Folha de S. Paulo


Cirurgia de risco corrige caso grave de 'cabeça caída'

Duas cirurgias realizadas no Hospital das Clínicas da USP, uma no fim de maio e outra no início de junho, permitiram que Marlene Maria Vicente, 56, voltasse a manter o pescoço erguido e a olhar para frente.

Nos últimos quatro anos, vivia com o queixo encostado no peito. "Tomava água de canudinho e comia de lado. Emagreci muito, era um sofrimento", conta.
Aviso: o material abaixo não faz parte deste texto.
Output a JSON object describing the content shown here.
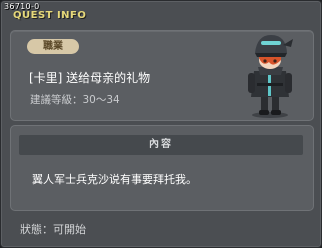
{
  "header": {
    "quest_id": "36710-0",
    "title": "QUEST INFO"
  },
  "quest": {
    "job_label": "職業",
    "name": "[卡里] 送给母亲的礼物",
    "level_text": "建議等級：30～34",
    "character_icon": "helmeted-soldier-avatar"
  },
  "content": {
    "heading": "內容",
    "text": "翼人军士兵克沙说有事要拜托我。"
  },
  "footer": {
    "status_text": "狀態：可開始"
  },
  "colors": {
    "window_bg": "#4b4e52",
    "panel_bg": "#5b5e62",
    "title_yellow": "#e7d97a",
    "tag_bg": "#d7c8a7"
  }
}
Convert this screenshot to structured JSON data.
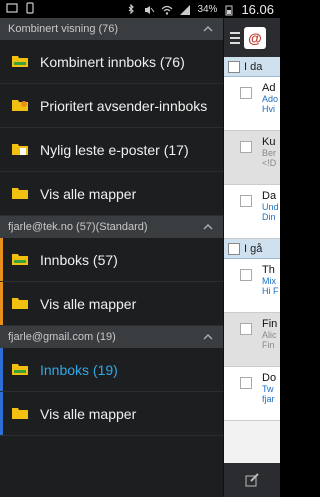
{
  "status_bar": {
    "battery": "34%",
    "time": "16.06",
    "left_icons": [
      "screen-icon",
      "notification-icon"
    ],
    "right_icons": [
      "bluetooth-icon",
      "mute-icon",
      "wifi-icon",
      "signal-icon",
      "battery-icon"
    ]
  },
  "drawer": {
    "sections": [
      {
        "header": "Kombinert visning (76)",
        "stripe": "",
        "items": [
          {
            "label": "Kombinert innboks (76)",
            "icon": "inbox-folder-icon",
            "active": false
          },
          {
            "label": "Prioritert avsender-innboks",
            "icon": "priority-sender-folder-icon",
            "active": false
          },
          {
            "label": "Nylig leste e-poster (17)",
            "icon": "recently-read-folder-icon",
            "active": false
          },
          {
            "label": "Vis alle mapper",
            "icon": "folder-icon",
            "active": false
          }
        ]
      },
      {
        "header": "fjarle@tek.no (57)(Standard)",
        "stripe": "orange",
        "items": [
          {
            "label": "Innboks (57)",
            "icon": "inbox-folder-icon",
            "active": false
          },
          {
            "label": "Vis alle mapper",
            "icon": "folder-icon",
            "active": false
          }
        ]
      },
      {
        "header": "fjarle@gmail.com (19)",
        "stripe": "blue",
        "items": [
          {
            "label": "Innboks (19)",
            "icon": "inbox-folder-icon",
            "active": true
          },
          {
            "label": "Vis alle mapper",
            "icon": "folder-icon",
            "active": false
          }
        ]
      }
    ]
  },
  "background_list": {
    "date_headers": [
      "I da",
      "I gå"
    ],
    "mails": [
      {
        "subject": "Ad",
        "line2": "Ado",
        "line3": "Hvi",
        "grey": false
      },
      {
        "subject": "Ku",
        "line2": "Ber",
        "line3": "<!D",
        "grey": true
      },
      {
        "subject": "Da",
        "line2": "Und",
        "line3": "Din",
        "grey": false
      },
      {
        "subject": "Th",
        "line2": "Mix",
        "line3": "Hi F",
        "grey": false
      },
      {
        "subject": "Fin",
        "line2": "Alic",
        "line3": "Fin",
        "grey": true
      },
      {
        "subject": "Do",
        "line2": "Tw",
        "line3": "fjar",
        "grey": false
      }
    ]
  },
  "colors": {
    "drawer_bg": "#1c1e20",
    "section_header_bg": "#3a3d40",
    "active_text": "#33a7e8",
    "account_tek": "#e8901c",
    "account_gmail": "#2e6fd6",
    "folder": "#f2c010"
  }
}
Só saía de sua casa em Praia Grande (SP) para ir à igreja e à casa de sua irmã, a poucos metros dali, sempre com a ajuda de alguém da família. Na rua, não escapava dos olhares de pessoas.
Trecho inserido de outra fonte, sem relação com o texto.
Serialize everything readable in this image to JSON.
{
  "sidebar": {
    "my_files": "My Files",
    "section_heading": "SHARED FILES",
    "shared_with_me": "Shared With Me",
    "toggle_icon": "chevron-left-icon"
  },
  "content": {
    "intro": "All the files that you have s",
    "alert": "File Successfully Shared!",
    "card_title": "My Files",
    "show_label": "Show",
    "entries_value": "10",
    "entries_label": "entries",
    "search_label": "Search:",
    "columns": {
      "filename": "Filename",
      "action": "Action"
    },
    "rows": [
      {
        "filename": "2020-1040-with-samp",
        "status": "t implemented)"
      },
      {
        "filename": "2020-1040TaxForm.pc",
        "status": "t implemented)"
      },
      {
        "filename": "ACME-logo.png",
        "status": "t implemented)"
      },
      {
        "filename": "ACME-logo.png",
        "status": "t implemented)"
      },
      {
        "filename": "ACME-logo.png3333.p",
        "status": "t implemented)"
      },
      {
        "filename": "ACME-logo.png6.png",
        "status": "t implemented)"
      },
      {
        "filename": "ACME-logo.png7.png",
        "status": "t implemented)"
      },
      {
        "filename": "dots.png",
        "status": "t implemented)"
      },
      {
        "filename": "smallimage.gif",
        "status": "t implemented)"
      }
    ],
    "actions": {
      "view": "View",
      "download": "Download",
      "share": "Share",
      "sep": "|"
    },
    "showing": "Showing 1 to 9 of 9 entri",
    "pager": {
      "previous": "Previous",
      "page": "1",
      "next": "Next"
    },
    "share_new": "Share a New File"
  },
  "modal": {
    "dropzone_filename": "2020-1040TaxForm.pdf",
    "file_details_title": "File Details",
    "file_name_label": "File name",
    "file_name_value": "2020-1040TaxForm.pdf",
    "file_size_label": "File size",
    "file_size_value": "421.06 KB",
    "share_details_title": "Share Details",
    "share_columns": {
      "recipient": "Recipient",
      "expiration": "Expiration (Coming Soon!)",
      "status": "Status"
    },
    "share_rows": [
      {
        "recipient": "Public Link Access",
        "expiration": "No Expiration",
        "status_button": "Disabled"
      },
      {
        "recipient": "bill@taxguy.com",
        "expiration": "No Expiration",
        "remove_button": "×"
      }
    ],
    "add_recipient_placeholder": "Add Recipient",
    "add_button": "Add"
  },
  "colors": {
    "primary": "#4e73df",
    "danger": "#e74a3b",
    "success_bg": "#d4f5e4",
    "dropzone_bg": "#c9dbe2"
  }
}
Também ia a consultas para tentar achar uma solução para seu problema, cujo nome científico é camptocornia mas é conhecido como síndrome da cabeça caída.
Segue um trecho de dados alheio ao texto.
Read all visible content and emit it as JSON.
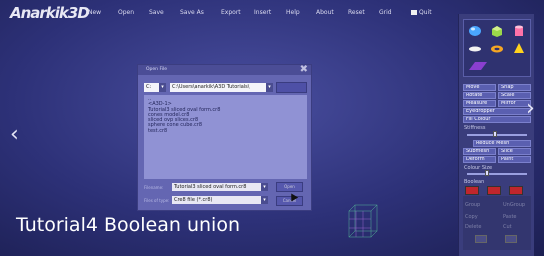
{
  "app": {
    "logo": "Anarkik3D"
  },
  "menu": {
    "items": [
      "New",
      "Open",
      "Save",
      "Save As",
      "Export",
      "Insert",
      "Help",
      "About",
      "Reset",
      "Grid"
    ],
    "quit_label": "Quit"
  },
  "shapes_palette": {
    "icons": [
      "sphere-icon",
      "cube-icon",
      "cylinder-icon",
      "flat-disk-icon",
      "torus-icon",
      "cone-icon",
      "plane-icon"
    ]
  },
  "panel": {
    "buttons_row1": [
      "Move",
      "Snap"
    ],
    "buttons_row2": [
      "Rotate",
      "Scale"
    ],
    "buttons_row3": [
      "Measure",
      "Mirror"
    ],
    "eyedropper": "Eyedropper",
    "fill_colour": "Fill Colour",
    "stiffness_label": "Stiffness",
    "reduce_mesh": "Reduce Mesh",
    "buttons_row4": [
      "Submesh",
      "Slice"
    ],
    "buttons_row5": [
      "Deform",
      "Paint"
    ],
    "colour_size_label": "Colour Size",
    "boolean_label": "Boolean",
    "boolean_colors": [
      "#c0262c",
      "#c0262c",
      "#c0262c"
    ],
    "lower_items_row1": [
      "Group",
      "UnGroup"
    ],
    "lower_items_row2": [
      "Copy",
      "Paste"
    ],
    "lower_items_row3": [
      "Delete",
      "Cut"
    ]
  },
  "dialog": {
    "title": "Open File",
    "drive": "C:",
    "path": "C:\\Users\\anarkik\\A3D Tutorials\\",
    "files": [
      "..",
      "<A3D-1>",
      "Tutorial3 sliced oval form.cr8",
      "cones model.cr8",
      "sliced ovp slices.cr8",
      "sphere cone cube.cr8",
      "test.cr8"
    ],
    "filename_label": "Filename:",
    "filename_value": "Tutorial3 sliced oval form.cr8",
    "filetype_label": "Files of type:",
    "filetype_value": "Cre8 file (*.cr8)",
    "open_button": "Open",
    "cancel_button": "Cancel"
  },
  "caption": "Tutorial4 Boolean union",
  "colors": {
    "background": "#2d3178",
    "panel": "#3a3d7c",
    "dialog": "#6466b2",
    "accent_red": "#c0262c"
  }
}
A condição atinge mais idosos e está associada a doenças neuromusculares, como esclerose lateral amiotrófica, mas também pode ser de causa inespecífica, apesar de extensa investigação, como é o caso de Marlene.

O problema de Marlene começou em 2005, quando sentia o que descreve como um "torcicolo grave que não sarava". Dos médicos consultados na época, recebeu prescrições de analgésicos, mas os remédios pouco ajudaram.

De 2010 para cá, a cabeça começou a tombar de vez, por causa da perda da musculatura. Trabalhava como faxineira na casa de uma família, mas acabou pedindo demissão por causa da doença incapacitante. "Eu estava estudando para terminar o segundo grau, mas desisti de tudo. Entrei em depressão."

Uma fisioterapeuta da cidade então a encaminhou para o HC, em São Paulo. No hospital, Marlene insistiu para que fosse operada. "A verdade é que eu já estava cansada, quase me entregando. Sabia do risco de morrer ou de ficar tetraplégica na operação, mas daquele jeito não queria mais ficar", conta.

PROCEDIMENTO ARRISCADO

Essa não foi a primeira cirurgia do tipo no Hospital das Clínicas mas, segundo Raphael Marcon, cirurgião da USP, do HCor (Hospital do Coração) e da AACD (Associação de Assistência à Criança Deficiente) que operou Marlene, certamente foi a mais complexa da instituição para tratar o distúrbio. "Ninguém queria operar por causa da gravidade do caso", diz.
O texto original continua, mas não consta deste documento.